Bagian 8 : Curhat & kesadaran!

2.2K 132 5
                                    

Bagian 8 : Curhat & kesadaran!

***

Setelah Brian mengantar Tania pulang.

Brian terus mondar-mandir tak jelas di ruangan kantornya berada. Sesekali ia mengacak-ngacak rambutnya kesal karena frustasi. Hal tersebut telah terjadi hampir satu jam lamanya. Mungkin karena bosan, Brian akhirnya berjalan menuju kursi kerjanya dan menghempaskan tubuhnya ke kursi tersebut.

"Hufttt... " helaan nafas berat terdengar keluar dari bibirnya. Kemudian pandangannya tak sengaja tertuju pada bingkai foto yang selalu ada di meja kerjanya yang berisi foto antara ia dan sahabat dekatnya, Tania. Ya Tuhan gadis itu... gadis sialan yang berani-beraninya membuatnya sefrustasi ini. Hah!

Awalnya sudah empat bulan lebih Tania hilang di kehidupannya. Dan Brian sadar, hidupnya tanpa gadis itu terasa sangat sepi. Dan jujur ia kesal kenapa Tania bisa membuatnya sangat terpuruk seperti ini.

Jika keadaannya bisa diperumpamakan ...

Hidup Brian ibarat adalah langit malam, Tania itu bintangnya.

Kosong ternyata hidup Brian tanpa Tania dalam kesehariannya.

Brian mengingat kembali kejadian pagi tadi yang ia alami. Pagi di mana itu adalah hari pertamanya menggantikan Ave, sahabatnya, sebagai dosen untuk anak semester satu, atau tingkat satu.

"Yang pasti lo gak akan nyesel kalau ngebantuin gue, karena gue jamin lo bakalan dapat hadiah terindah kalau mau bantuin gue." Perkataan Ave terus terngiang-ngiang di kepalanya, terus berputar layaknya angin tornado.

Brian tertawa miris ketika mengingat perkataan Ave di saat mereka terakhir bertemu. Jadi ini yang di yang dimaksud hadiah terindah itu? bertemu dengan Tania? Oh benar-benar sukses sekali kejutannya!

Bagaimana tidak?
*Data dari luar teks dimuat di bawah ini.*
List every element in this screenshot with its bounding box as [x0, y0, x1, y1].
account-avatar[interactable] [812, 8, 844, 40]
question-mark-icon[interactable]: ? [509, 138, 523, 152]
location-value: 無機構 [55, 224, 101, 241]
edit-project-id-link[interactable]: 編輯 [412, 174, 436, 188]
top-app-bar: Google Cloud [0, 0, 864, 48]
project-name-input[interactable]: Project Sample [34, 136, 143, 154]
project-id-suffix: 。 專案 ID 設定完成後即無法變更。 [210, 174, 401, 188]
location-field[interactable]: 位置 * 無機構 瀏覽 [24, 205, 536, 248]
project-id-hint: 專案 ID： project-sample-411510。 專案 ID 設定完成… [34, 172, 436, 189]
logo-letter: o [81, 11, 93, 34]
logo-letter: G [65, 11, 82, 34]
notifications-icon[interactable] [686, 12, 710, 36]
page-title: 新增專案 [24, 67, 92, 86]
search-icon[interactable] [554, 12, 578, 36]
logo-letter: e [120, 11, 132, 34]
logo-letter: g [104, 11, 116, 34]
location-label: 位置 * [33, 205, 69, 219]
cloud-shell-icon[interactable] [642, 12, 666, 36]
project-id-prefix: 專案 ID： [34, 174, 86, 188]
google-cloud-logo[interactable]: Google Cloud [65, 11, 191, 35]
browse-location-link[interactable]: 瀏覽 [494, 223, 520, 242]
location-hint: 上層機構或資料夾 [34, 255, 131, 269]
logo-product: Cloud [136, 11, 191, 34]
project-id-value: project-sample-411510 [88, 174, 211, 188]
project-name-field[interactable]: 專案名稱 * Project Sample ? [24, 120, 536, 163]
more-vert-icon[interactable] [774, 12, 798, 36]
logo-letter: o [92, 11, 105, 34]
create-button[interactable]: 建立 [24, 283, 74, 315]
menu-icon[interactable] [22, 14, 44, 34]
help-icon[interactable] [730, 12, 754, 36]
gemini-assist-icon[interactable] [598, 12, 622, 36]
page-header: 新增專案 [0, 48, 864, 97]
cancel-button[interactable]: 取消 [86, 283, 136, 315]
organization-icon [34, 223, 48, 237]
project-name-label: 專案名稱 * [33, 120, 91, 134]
Belum genap sepuluh menit ia menjadi dosen, ia dikejutkan kehadiran Tania yang hilang dari kehidupannya, gadis itu dengan santainya tidur di kursi mahasiswi. Mahasiswi? ck, jadi ternyata gadis itu selama ini bersembunyi darinya dengan menjadi seorang mahasiswi. Ckckck, benar-benar cerdas, Tania sekali.

Bahkan ketika ia menghampiri Tania, gadis itu malah menatapnya seolah-olah tak mengenalnya, menggelikan batinnya saat itu. Belum sempat ia meminta penjelasan tiba-tiba Tania sudah pingsan. Terkutuk memang.

Kembali ke dunia nyata, saat pandangan Brian bertemu lagi dengan bingkai foto itu di meja kerjanya, ia segera memalingkan wajah. Ia tidak bisa berlama-lama menatap wajah gadis itu, bisa-bisa ia langsung kalap untuk pergi ke apartemen Tania. Karena terlalu merindukannya. Tidak, tidak, sekarang bukanlah waktu yang tepat.

Brian segera beranjak berdiri dari kursi kerjanya, lalu melangkahkan kaki, dan kini ia sudah berdiri di belakang kaca besar yang menampilkan hilir mudik kota Jakarta yang tak pernah istirahat dari kata 'beraktifitas'.

Brian mengusap wajahnya kasar sebentar.

Dia hanya merasa bingung saat ini. Terlalu banyak pertanyaan di kepalanya saat bertemu Tania. Terlalu banyak kejanggalan yang dirasakkannya. Kenapa Tania tak mengingatnya? Kenapa Tania menjadi mahasiswi? untuk lari darinya kah? Dan juga kenapa Tania harus memakai kursi roda?